In early June, Lindsie sat at her kitchen table with a stack of medical bills going back four years. Sky ran in from the living room, where Dr. Seuss cartoons played on the TV, looking for dessert before he finished his dinner.
The Bergevins’ improvised plan has pros and cons. They didn’t have to pay premiums for almost two years while they were uninsured, easing their finances significantly while their businesses grew. They love the personalized care they get from Gunther. And their costs for having another child should be capped at a lower level under the Liberty plan.

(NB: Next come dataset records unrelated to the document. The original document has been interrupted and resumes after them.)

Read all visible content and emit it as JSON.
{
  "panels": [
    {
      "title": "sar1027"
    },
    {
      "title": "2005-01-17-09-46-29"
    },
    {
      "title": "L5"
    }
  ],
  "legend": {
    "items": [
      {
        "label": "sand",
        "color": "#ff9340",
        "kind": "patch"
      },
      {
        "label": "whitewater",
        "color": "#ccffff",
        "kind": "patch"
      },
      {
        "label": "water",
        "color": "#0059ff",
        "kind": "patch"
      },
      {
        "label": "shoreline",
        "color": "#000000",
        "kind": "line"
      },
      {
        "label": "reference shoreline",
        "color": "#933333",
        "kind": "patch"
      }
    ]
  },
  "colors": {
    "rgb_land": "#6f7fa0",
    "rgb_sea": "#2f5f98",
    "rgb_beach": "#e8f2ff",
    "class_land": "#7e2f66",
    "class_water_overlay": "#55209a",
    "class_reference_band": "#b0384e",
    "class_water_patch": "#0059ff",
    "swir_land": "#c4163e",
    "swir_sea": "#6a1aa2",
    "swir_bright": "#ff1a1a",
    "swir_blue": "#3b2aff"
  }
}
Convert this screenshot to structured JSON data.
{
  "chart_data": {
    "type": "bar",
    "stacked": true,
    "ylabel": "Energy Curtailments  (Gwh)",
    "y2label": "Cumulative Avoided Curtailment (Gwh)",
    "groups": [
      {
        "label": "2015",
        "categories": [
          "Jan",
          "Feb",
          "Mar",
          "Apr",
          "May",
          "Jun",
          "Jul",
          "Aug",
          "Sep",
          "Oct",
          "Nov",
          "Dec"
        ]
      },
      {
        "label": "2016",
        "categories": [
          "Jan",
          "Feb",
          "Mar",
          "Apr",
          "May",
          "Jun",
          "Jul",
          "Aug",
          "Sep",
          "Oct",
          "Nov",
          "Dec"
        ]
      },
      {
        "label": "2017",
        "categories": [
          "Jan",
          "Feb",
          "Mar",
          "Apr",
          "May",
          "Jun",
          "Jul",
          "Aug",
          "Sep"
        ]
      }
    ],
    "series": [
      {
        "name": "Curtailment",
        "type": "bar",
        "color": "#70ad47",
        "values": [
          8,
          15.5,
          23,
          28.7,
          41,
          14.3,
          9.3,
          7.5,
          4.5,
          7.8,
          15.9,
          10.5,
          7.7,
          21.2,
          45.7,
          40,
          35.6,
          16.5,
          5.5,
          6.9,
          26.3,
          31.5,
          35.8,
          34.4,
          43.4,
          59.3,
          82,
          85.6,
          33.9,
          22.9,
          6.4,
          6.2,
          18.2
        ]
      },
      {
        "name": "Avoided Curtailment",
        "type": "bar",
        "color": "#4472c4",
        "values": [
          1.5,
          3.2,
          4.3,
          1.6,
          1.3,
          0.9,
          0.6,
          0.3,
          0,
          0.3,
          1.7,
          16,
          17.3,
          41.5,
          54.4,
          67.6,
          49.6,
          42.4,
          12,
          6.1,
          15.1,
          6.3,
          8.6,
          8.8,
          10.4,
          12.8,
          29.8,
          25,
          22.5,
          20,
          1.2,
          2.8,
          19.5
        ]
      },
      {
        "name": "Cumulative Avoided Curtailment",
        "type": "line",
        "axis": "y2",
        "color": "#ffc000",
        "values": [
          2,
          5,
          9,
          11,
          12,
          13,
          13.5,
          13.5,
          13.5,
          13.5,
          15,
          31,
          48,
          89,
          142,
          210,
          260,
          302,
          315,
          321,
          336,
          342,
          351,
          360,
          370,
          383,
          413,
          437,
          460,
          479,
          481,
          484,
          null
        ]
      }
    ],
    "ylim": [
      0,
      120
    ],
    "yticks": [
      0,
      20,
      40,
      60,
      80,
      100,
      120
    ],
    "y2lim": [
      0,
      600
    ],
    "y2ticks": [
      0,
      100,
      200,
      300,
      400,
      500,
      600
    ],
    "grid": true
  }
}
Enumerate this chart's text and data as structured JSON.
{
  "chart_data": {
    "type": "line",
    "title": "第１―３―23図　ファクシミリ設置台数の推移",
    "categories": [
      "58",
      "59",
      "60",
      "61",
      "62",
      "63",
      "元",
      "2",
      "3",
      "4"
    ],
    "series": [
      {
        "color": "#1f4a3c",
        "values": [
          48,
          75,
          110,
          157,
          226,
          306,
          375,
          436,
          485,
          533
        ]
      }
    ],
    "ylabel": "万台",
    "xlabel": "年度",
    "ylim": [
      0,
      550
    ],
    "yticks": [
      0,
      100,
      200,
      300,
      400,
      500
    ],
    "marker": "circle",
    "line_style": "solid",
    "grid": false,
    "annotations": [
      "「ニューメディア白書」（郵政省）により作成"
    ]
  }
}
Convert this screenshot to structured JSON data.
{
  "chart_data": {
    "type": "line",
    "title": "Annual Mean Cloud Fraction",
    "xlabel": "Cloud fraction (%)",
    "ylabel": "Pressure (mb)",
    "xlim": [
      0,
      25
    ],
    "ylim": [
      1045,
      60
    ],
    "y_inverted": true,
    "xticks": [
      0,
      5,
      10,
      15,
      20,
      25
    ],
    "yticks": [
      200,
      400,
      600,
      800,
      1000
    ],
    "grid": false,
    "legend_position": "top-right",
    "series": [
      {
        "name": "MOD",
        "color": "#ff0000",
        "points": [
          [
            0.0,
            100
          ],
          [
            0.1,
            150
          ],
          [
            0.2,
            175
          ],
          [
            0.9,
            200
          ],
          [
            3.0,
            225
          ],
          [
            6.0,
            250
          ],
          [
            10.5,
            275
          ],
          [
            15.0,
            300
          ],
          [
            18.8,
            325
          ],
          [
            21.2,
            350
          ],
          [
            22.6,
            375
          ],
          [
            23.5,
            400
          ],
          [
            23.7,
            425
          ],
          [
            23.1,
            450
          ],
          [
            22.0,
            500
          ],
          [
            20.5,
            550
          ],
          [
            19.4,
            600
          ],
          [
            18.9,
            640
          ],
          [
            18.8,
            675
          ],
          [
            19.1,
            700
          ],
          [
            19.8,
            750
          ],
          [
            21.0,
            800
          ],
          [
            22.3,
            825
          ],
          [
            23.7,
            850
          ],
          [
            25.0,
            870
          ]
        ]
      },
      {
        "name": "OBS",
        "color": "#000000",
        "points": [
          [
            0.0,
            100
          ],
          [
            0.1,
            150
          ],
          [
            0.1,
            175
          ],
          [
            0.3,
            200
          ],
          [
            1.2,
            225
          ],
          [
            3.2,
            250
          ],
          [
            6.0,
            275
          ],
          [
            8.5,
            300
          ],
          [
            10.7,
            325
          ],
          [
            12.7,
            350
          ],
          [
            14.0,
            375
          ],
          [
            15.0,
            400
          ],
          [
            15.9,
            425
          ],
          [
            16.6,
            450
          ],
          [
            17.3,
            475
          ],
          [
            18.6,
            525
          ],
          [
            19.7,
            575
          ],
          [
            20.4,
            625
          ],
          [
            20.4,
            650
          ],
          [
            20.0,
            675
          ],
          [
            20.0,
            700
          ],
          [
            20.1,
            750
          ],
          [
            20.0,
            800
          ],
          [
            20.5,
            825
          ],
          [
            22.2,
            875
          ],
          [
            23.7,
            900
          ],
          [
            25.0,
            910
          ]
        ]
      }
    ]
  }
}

But between Liberty and SparkMD, the Bergevins pay more than they did for health coverage through Lindsie’s old job, and, she estimates, about as much as Obamacare insurance would cost. The family is still exposed to considerable risk. Liberty caps reimbursements at $1 million—a limit that insurance companies can’t impose. They have two friends who have had cancer, and, Chris says, “a million’s definitely not enough.”
The Bergevins have their fingers crossed that their choices will allow them to expand their family without incurring the kind of debt that Sky’s birth and Lindsie’s surgery left them with. But they know their improvised approach isn’t for everyone.
“It’s not like I’m trying to say, just go without insurance,” Lindsie says. “You have to find something that’s going to work for you.”